Spritz, ecco la storia del drink più bevuto e dell’aperitivo che ha conquistato il mondo

di Giorgia Spaziani

Percorrendo le gremite calli di Rialto, è possibile imbattersi nell’Osteria “Il diavolo e l’acqua santa”, trafficata tanto da clienti abituali quanto da turisti incuriositi dal suo aspetto rustico. In armonia con l’atmosfera di questo piccolo ristorante, nasce una spontanea necessità di conoscere l’origine e la storia delle locali tradizioni culinarie.

È mezzogiorno quando un uomo comincia a raccontarmi con passione la storia dello “Spritz e Cicchetto”, noto cliché della cultura veneziana. L’aneddoto vuole che la comparsa di questa bevanda sia merito dei militari austriaci, i quali, durante l’invasione napoleonica tra Venezia e Pordenone, non riuscendo a bere il vino friulano “Malvasia” (per loro troppo forte), solevano diluirlo con lo Spritzen (dal tedesco, “spruzzare”), dell’acqua molto frizzante localmente chiamata “Seltz”. Da ciò, il dialetto veneziano convenne il nome di questa mistura per come ora è diffuso: “Spritz”.

Con il tempo la bevanda venne rivisitata, dando adito all’adattamento con il Campari, ed in seguito -esattamente a Murano nei primi anni del Novecento- all’aperitivo in versione Select o Cynar (con aggiunta di una fettina di limone). Quest’ultima rimase accreditata fino a circa vent’anni fa quando lo Aperol sostituì il Select, con l’obiettivo di evolvere la natura dello Spritz, trasformandolo in cocktail (dunque alleggerendolo, e stando al parere dei veneziani odierni, “ruìnando ànca quél poco de vin”). Nell’alveo del Novecento lo Aperol Spritz veniva servito soprattutto alle donne (essendo meno alcolico), e veniva consumato d’estate in quanto è molto rinfrescante. 

Così come avviene con il consumo rituale dello Spritz, è in uso sorseggiare al bàcaro “l’ombra de vin”, ovvero del buon vino, e assaporare il “cicheto”, cioè delle piccole porzioni di prelibatezze locali. I veneziani attribuirono al vino fresco la denominazione “ombra” poiché i vinai di Piazza San Marco solevano spostare le proprie botti per giovare ad ogni ora dell’ombra tracciata dal Campanile, con il fine ultimo di preservare la freschezza del vino.

L’accompagnamento perfetto, sia per Spritz che per l’ombra, è il cicchetto, la cui etimologia proviene dal latino “cicus” (“piccolo”).

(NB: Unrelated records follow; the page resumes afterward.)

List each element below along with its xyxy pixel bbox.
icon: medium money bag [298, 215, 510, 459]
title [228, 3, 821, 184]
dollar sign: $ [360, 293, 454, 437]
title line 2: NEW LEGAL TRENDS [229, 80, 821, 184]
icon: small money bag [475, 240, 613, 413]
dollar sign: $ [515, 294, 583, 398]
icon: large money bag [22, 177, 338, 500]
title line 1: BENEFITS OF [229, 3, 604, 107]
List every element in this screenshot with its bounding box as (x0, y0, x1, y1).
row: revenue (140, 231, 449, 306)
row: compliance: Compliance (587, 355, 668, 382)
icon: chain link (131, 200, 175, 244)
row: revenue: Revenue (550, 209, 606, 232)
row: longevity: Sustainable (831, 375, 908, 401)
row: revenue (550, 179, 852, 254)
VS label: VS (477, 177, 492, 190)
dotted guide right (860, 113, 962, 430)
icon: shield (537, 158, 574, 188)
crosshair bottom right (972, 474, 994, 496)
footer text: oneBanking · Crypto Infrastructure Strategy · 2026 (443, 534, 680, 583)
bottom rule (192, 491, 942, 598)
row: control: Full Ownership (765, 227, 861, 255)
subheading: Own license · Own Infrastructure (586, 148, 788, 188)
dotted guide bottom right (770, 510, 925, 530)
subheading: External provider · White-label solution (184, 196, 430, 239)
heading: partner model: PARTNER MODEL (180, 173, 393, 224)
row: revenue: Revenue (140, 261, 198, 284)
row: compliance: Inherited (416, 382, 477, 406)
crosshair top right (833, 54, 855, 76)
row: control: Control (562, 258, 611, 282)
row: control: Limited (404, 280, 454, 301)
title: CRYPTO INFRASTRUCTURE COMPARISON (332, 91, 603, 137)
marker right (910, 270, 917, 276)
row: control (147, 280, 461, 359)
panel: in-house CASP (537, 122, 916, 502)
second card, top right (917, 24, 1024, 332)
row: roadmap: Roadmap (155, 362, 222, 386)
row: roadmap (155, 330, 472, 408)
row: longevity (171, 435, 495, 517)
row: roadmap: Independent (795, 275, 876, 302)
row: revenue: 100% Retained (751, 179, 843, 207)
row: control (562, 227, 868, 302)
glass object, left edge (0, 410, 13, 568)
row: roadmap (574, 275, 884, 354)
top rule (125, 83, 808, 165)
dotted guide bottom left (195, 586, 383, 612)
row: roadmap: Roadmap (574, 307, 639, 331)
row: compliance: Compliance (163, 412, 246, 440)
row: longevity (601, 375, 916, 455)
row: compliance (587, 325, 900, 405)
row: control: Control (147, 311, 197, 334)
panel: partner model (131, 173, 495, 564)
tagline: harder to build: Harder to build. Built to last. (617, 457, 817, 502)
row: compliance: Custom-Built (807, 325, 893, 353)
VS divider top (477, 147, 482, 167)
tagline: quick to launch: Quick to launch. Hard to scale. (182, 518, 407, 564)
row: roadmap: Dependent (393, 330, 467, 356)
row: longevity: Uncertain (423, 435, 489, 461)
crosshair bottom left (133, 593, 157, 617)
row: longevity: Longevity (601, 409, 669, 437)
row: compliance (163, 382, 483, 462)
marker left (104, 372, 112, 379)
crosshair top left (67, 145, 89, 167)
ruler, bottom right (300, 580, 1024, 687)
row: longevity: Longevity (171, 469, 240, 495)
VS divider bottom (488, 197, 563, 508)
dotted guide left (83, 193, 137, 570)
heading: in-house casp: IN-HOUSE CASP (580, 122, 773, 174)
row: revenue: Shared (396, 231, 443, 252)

Stando alla tradizione, per essere tale, il cicheto doveva essere una piccola porzione cotta di trippa, o di sanguetto, o di rumegal (carotide di bue lessa) o di spienza (milza). Successivamente anche il cicheto ha conosciuto un’evoluzione di sapori e di modalità di cottura. Al giorno d’oggi è possibile trovare il chiceto dibaccalà mantecato e anche dei fritti.